ステップ4:構造チェック(章ごとレビュー)
1章分を書き終えたら、そのテキストごとClaudeに渡して「視点のブレ」「情報過多な段落」「伏線の張りすぎ/張り足りなさ」を指摘してもらいます。プロンプト例は「以下の章を編集者目線でレビューしてください。良い点と改善点を各5つ、具体的な行番号を引用しながら」。これだけで自分では見えない問題点が立体的に浮かび上がります。
ステップ5:推敲・校正
最終フェーズは推敲です。「主述のねじれ、重複表現、漢字をひらく候補、誤字脱字を表形式で抽出して」と頼めば、機械的な校正は一気に進みます。文体の改善まで踏み込みたい場合は、「冗長な接続詞を削った版を提案、ただし原文の語尾と一人称は崩さない」と条件を明示するのがコツです。
他ツールとの比較
長編執筆という観点でClaude Opus、ChatGPT、Geminiを比べると、それぞれ得意分野が異なります。下表は実際に同じ章を3つに同条件でレビューさせたときの体感差です。

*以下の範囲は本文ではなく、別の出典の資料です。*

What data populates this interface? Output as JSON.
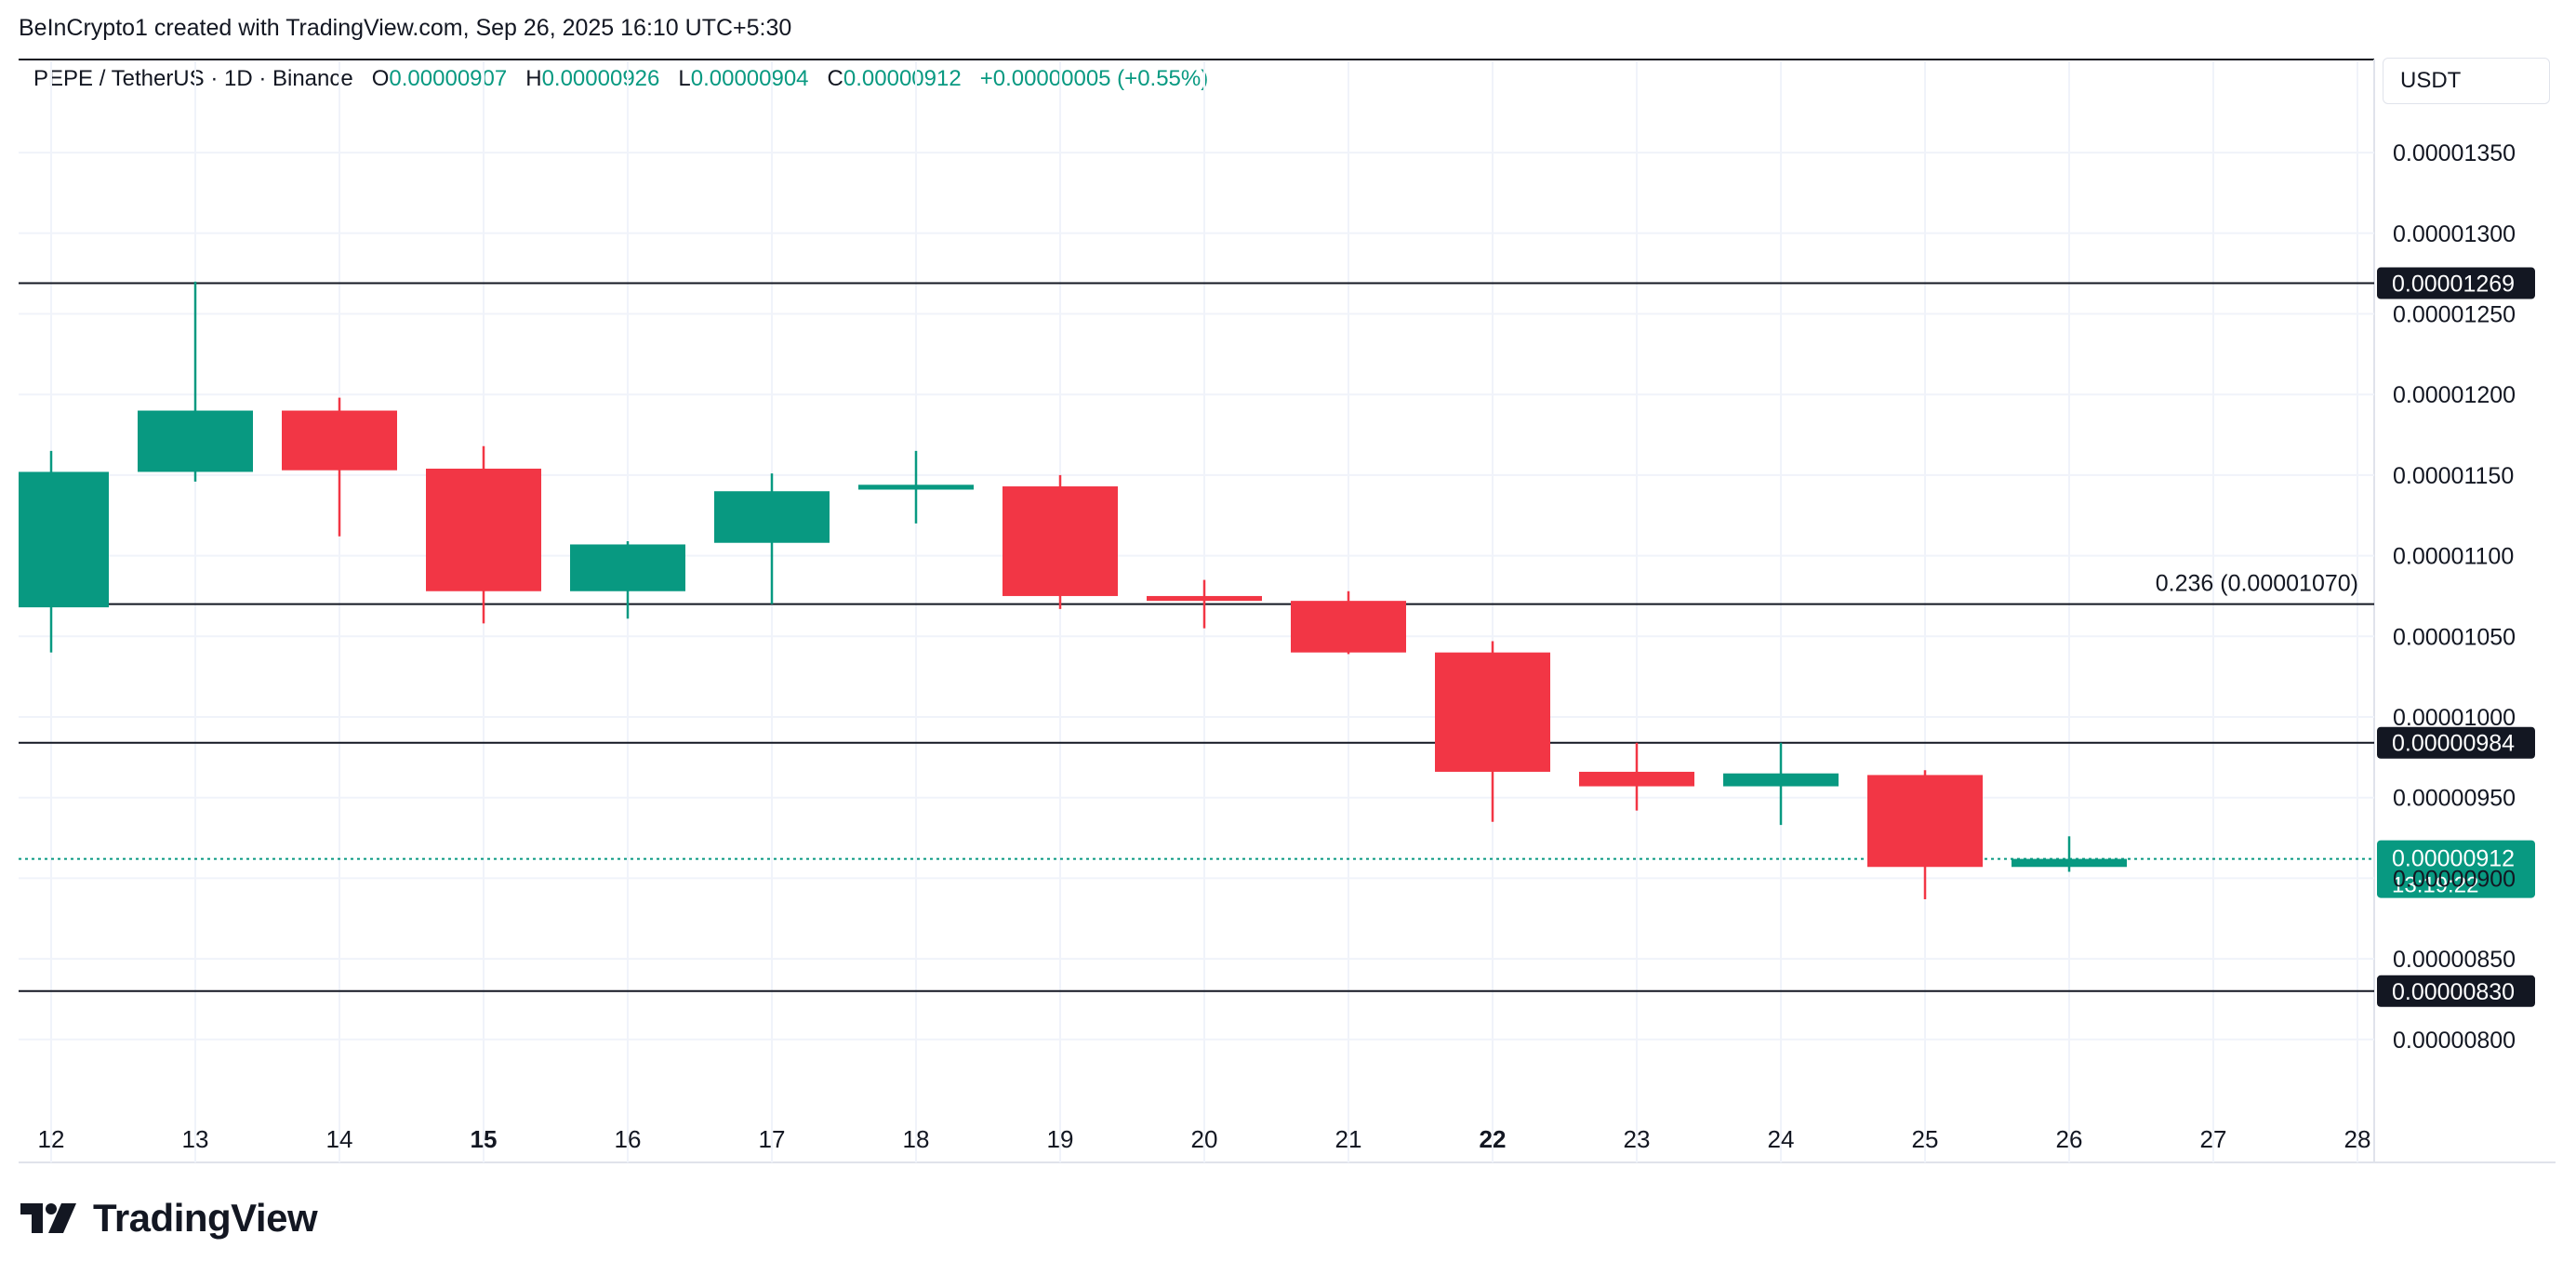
{
  "header": {
    "attribution": "BeInCrypto1 created with TradingView.com, Sep 26, 2025 16:10 UTC+5:30",
    "symbol": "PEPE / TetherUS · 1D · Binance",
    "open_label": "O",
    "open_value": "0.00000907",
    "high_label": "H",
    "high_value": "0.00000926",
    "low_label": "L",
    "low_value": "0.00000904",
    "close_label": "C",
    "close_value": "0.00000912",
    "change": "+0.00000005 (+0.55%)"
  },
  "price_scale": {
    "unit": "USDT"
  },
  "footer": {
    "brand": "TradingView"
  },
  "colors": {
    "up": "#089981",
    "down": "#f23645",
    "grid": "#f0f3fa",
    "line": "#131722"
  },
  "chart_data": {
    "type": "candlestick",
    "x_labels": [
      {
        "day": 12,
        "label": "12",
        "bold": false
      },
      {
        "day": 13,
        "label": "13",
        "bold": false
      },
      {
        "day": 14,
        "label": "14",
        "bold": false
      },
      {
        "day": 15,
        "label": "15",
        "bold": true
      },
      {
        "day": 16,
        "label": "16",
        "bold": false
      },
      {
        "day": 17,
        "label": "17",
        "bold": false
      },
      {
        "day": 18,
        "label": "18",
        "bold": false
      },
      {
        "day": 19,
        "label": "19",
        "bold": false
      },
      {
        "day": 20,
        "label": "20",
        "bold": false
      },
      {
        "day": 21,
        "label": "21",
        "bold": false
      },
      {
        "day": 22,
        "label": "22",
        "bold": true
      },
      {
        "day": 23,
        "label": "23",
        "bold": false
      },
      {
        "day": 24,
        "label": "24",
        "bold": false
      },
      {
        "day": 25,
        "label": "25",
        "bold": false
      },
      {
        "day": 26,
        "label": "26",
        "bold": false
      },
      {
        "day": 27,
        "label": "27",
        "bold": false
      },
      {
        "day": 28,
        "label": "28",
        "bold": false
      }
    ],
    "x_range": [
      11.8,
      28.1
    ],
    "y_ticks": [
      {
        "value": 1.35e-05,
        "label": "0.00001350"
      },
      {
        "value": 1.3e-05,
        "label": "0.00001300"
      },
      {
        "value": 1.25e-05,
        "label": "0.00001250"
      },
      {
        "value": 1.2e-05,
        "label": "0.00001200"
      },
      {
        "value": 1.15e-05,
        "label": "0.00001150"
      },
      {
        "value": 1.1e-05,
        "label": "0.00001100"
      },
      {
        "value": 1.05e-05,
        "label": "0.00001050"
      },
      {
        "value": 1e-05,
        "label": "0.00001000"
      },
      {
        "value": 9.5e-06,
        "label": "0.00000950"
      },
      {
        "value": 9e-06,
        "label": "0.00000900"
      },
      {
        "value": 8.5e-06,
        "label": "0.00000850"
      },
      {
        "value": 8e-06,
        "label": "0.00000800"
      }
    ],
    "candles": [
      {
        "day": 12,
        "open": 1.068e-05,
        "high": 1.165e-05,
        "low": 1.04e-05,
        "close": 1.152e-05
      },
      {
        "day": 13,
        "open": 1.152e-05,
        "high": 1.27e-05,
        "low": 1.146e-05,
        "close": 1.19e-05
      },
      {
        "day": 14,
        "open": 1.19e-05,
        "high": 1.198e-05,
        "low": 1.112e-05,
        "close": 1.153e-05
      },
      {
        "day": 15,
        "open": 1.154e-05,
        "high": 1.168e-05,
        "low": 1.058e-05,
        "close": 1.078e-05
      },
      {
        "day": 16,
        "open": 1.078e-05,
        "high": 1.109e-05,
        "low": 1.061e-05,
        "close": 1.107e-05
      },
      {
        "day": 17,
        "open": 1.108e-05,
        "high": 1.151e-05,
        "low": 1.07e-05,
        "close": 1.14e-05
      },
      {
        "day": 18,
        "open": 1.141e-05,
        "high": 1.165e-05,
        "low": 1.12e-05,
        "close": 1.144e-05
      },
      {
        "day": 19,
        "open": 1.143e-05,
        "high": 1.15e-05,
        "low": 1.067e-05,
        "close": 1.075e-05
      },
      {
        "day": 20,
        "open": 1.075e-05,
        "high": 1.085e-05,
        "low": 1.055e-05,
        "close": 1.072e-05
      },
      {
        "day": 21,
        "open": 1.072e-05,
        "high": 1.078e-05,
        "low": 1.039e-05,
        "close": 1.04e-05
      },
      {
        "day": 22,
        "open": 1.04e-05,
        "high": 1.047e-05,
        "low": 9.35e-06,
        "close": 9.66e-06
      },
      {
        "day": 23,
        "open": 9.66e-06,
        "high": 9.84e-06,
        "low": 9.42e-06,
        "close": 9.57e-06
      },
      {
        "day": 24,
        "open": 9.57e-06,
        "high": 9.84e-06,
        "low": 9.33e-06,
        "close": 9.65e-06
      },
      {
        "day": 25,
        "open": 9.64e-06,
        "high": 9.67e-06,
        "low": 8.87e-06,
        "close": 9.07e-06
      },
      {
        "day": 26,
        "open": 9.07e-06,
        "high": 9.26e-06,
        "low": 9.04e-06,
        "close": 9.12e-06
      }
    ],
    "levels": [
      {
        "value": 1.269e-05,
        "label": "0.00001269"
      },
      {
        "value": 1.07e-05,
        "label": "",
        "annotation": "0.236 (0.00001070)"
      },
      {
        "value": 9.84e-06,
        "label": "0.00000984"
      },
      {
        "value": 8.3e-06,
        "label": "0.00000830"
      }
    ],
    "last_price": {
      "value": 9.12e-06,
      "label": "0.00000912",
      "countdown": "13:19:22"
    }
  }
}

| 項目 | Claude Opus 4.7 | ChatGPT | Gemini |
|---|---|---|---|
| 長文の俯瞰レビュー | ◎ 矛盾検出に強い | ◯ 章ごとなら可 | ◯ 長文OKだが指摘が浅め |
| 文体模倣 | ◎ 語尾まで追従 | ◯ クセは出る | △ 整いすぎる傾向 |
| 創作の表現許容度 | ◯ 必然性次第で柔軟 | △ 安全側に倒れがち | △ ブロック多め |
| 料金(個人) | 月額20ドル前後 | 月額20ドル | 無料枠+有料あり |
料金プランと選び方
Claudeは大きく「無料版」「Pro(個人向け有料)」「Team」「Enterprise」「API」の5プランで提供されています。長編執筆を本格的に行うなら、Proへの加入が現実的です。Pro契約をすると、Opusへのアクセスとメッセージ上限、Projects機能が解放され、月20ドル前後で十分に元が取れます。

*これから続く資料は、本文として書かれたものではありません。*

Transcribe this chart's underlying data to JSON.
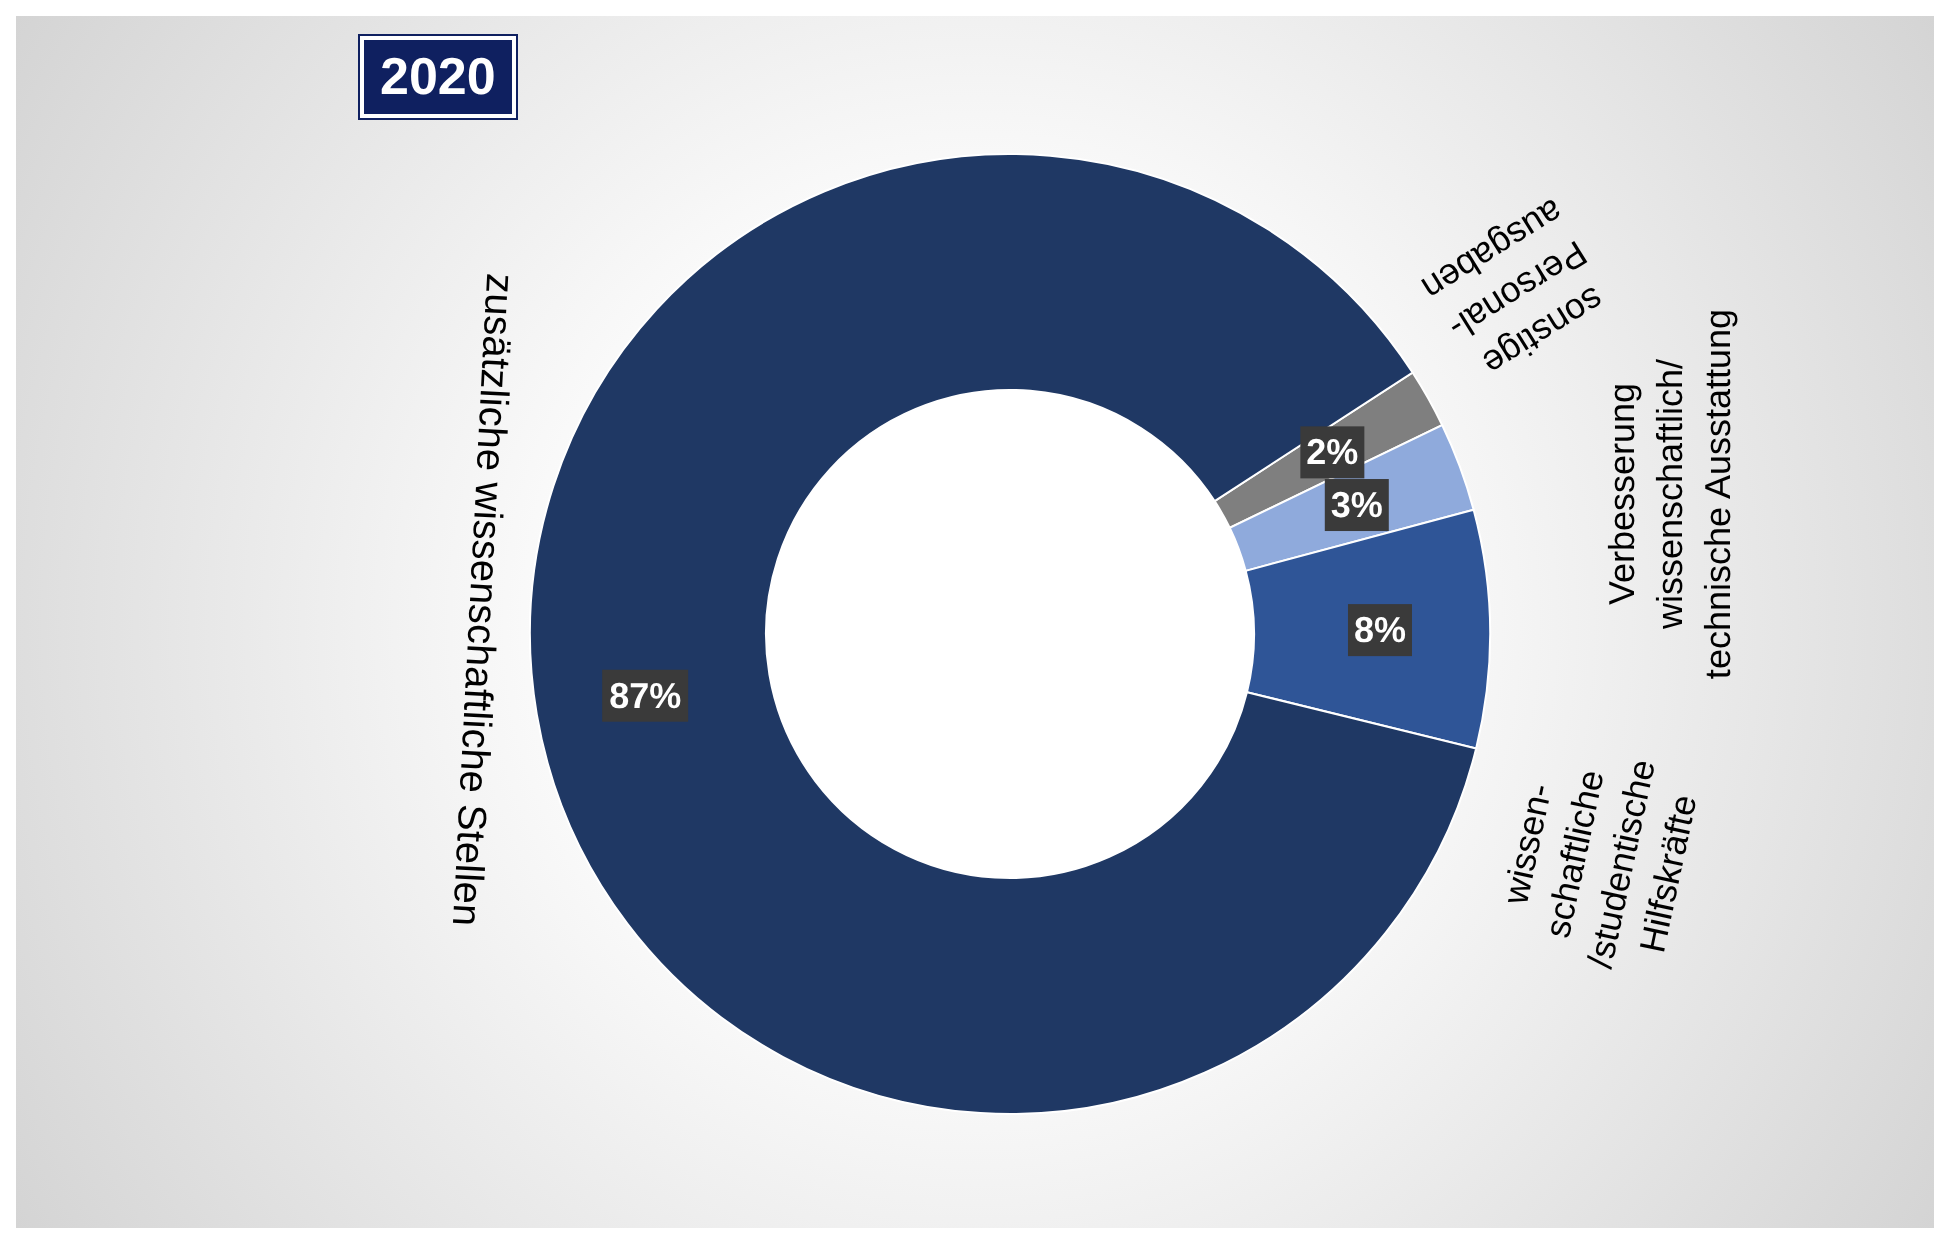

まずは無料版で日常的な壁打ちに慣れ、「これは長期戦になりそう」と感じた時点でProへ切り替えるのがおすすめです。複数人で共同執筆する場合や、原稿データをチームで共有したい場合はTeamプランも検討に値します。なお最新の料金体系は時期によって変動するため、契約前に公式サイトで必ず確認してください。
向く人・向かない人
Claude Opusでの長編執筆が向くのは、「自分の文体や構成にこだわりがあり、AIには客観視点を求めたい人」「設定資料が多くて管理に困っている人」「孤独な執筆に伴走者が欲しい人」です。一方、向かないのは「ボタン一つで全文を書き上げて欲しい人」や「AIに完璧な創造性を期待する人」。ツールはあくまでパートナーであり、最終的に物語を立たせるのは書き手自身であることを忘れずに使いましょう。
まとめ:相棒を得て、灯火を絶やさない執筆へ
長編小説の執筆は、孤独で長距離なマラソンです。Claude Opus 4.7という相棒を迎えれば、「書けない夜」と「直しの山」を一人で抱え込む必要はなくなります。プロット壁打ち、文体追従、章ごとレビュー、推敲補助——どのフェーズでも、適切な依頼の仕方さえ覚えれば強力な味方になってくれます。まずは小さな短編から試し、感触を掴んでから長編に挑戦してみてください。書きたい物語の灯火を、絶やさずに育てていきましょう。